私自身のこの左右に対する混乱は私自身が両利きなのではないかという予想からはじまりましたが、たぶん間違いなく私は両利きです。無意識に左手で箸をもって食事をしている時があるし、腕の組み方もひとつの方向だけではなく左が上でも右が上でも違和感がないのです。ボクシングをやっている友人が冗談でシャドーボクシングをはじめたので、私も構えてファイティングポーズをとり対抗してみましたが、「サウスポーはやりづらいな...。」と彼。逆に通常の左でジャブ、右でストレートというスタイルで構えてみてもさほど違和感がない。スノーボードはいわゆるグーフィー。(レギュラーでも大丈夫。)野球のバッティングはスイッチヒッタースタイルですが、ボールを投げるのは左ではできません。たぶんグローブを常に左につけていたのでもうこの年になったらきちんと右でボールを投げるようになってしまったのだと思います。しかしあわゆる局面で左右の区別がどうでもいいということになっています。
にもかかわらず、実際に左右の区別ができていないので、日常的には非常に馬鹿に見える。「次の角を左に曲がってください。」といわれると「わかりました。」といいながら右に曲がって行ったり、「ちょっとその右側にある◯◯を取ってちょうだい。」といわれると逆を見ていたり、「あの写真の左にいた人だよ。」といわれると反対側の人を想像していたりと日常的には知能障害に近いものがあるわけです。このことが致命的だったのは、外国に行って英語を話すときにも同様だったことです。LeftとRightの区別が全然ついていない。外人さんにとても優しく「これがLeftでこれがRightだ。わかるか?OSAMU? 」と左右の単語をおしえてもらったことがあります。流石に単語ぐらいはわかるのだけど、日本語でも左右を間違えるのだから英語でも全く同じことなわけです。彼にとってはまだLeftとRightという単語も覚えていないのか!という風に見えたらしいです。左右を間違えるなんて想像に及ばないというわけです。
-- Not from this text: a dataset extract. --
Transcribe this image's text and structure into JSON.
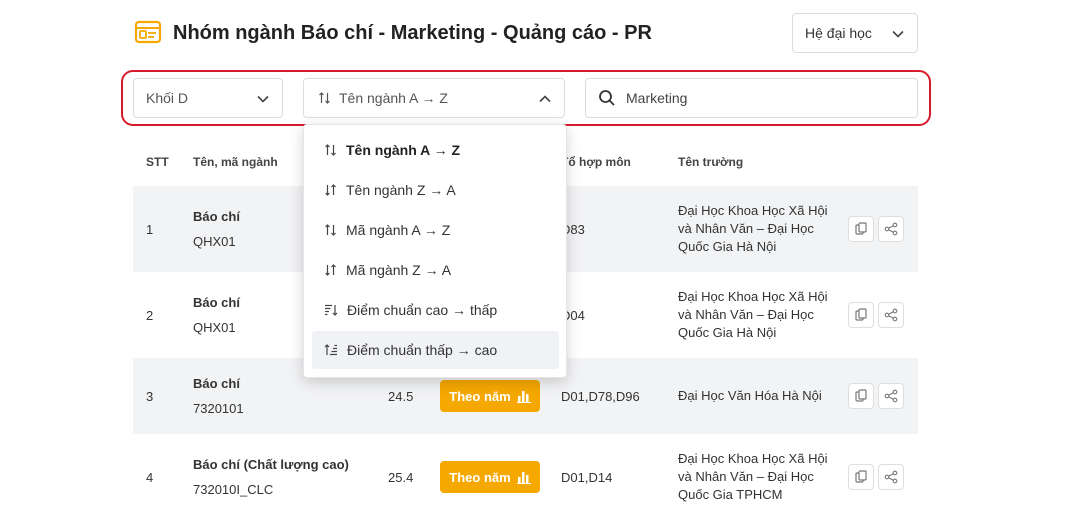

本日テレビで見たことなのですが、腕を組んでみてください。左腕が上だったら(もしあなたが右利きでも)隠れ左利きなんだそうです。本来右と左は半々で存在しているわけですから、身体的には左利きと右利きが半々でいてもおかしくはない...と思いますし、もっと究極的なことをいうとその利き手ということ自体がおかしな気がしないでもないのです。
ちなみに私の母親は大根おろしをする際にのみ左利きになるそうです。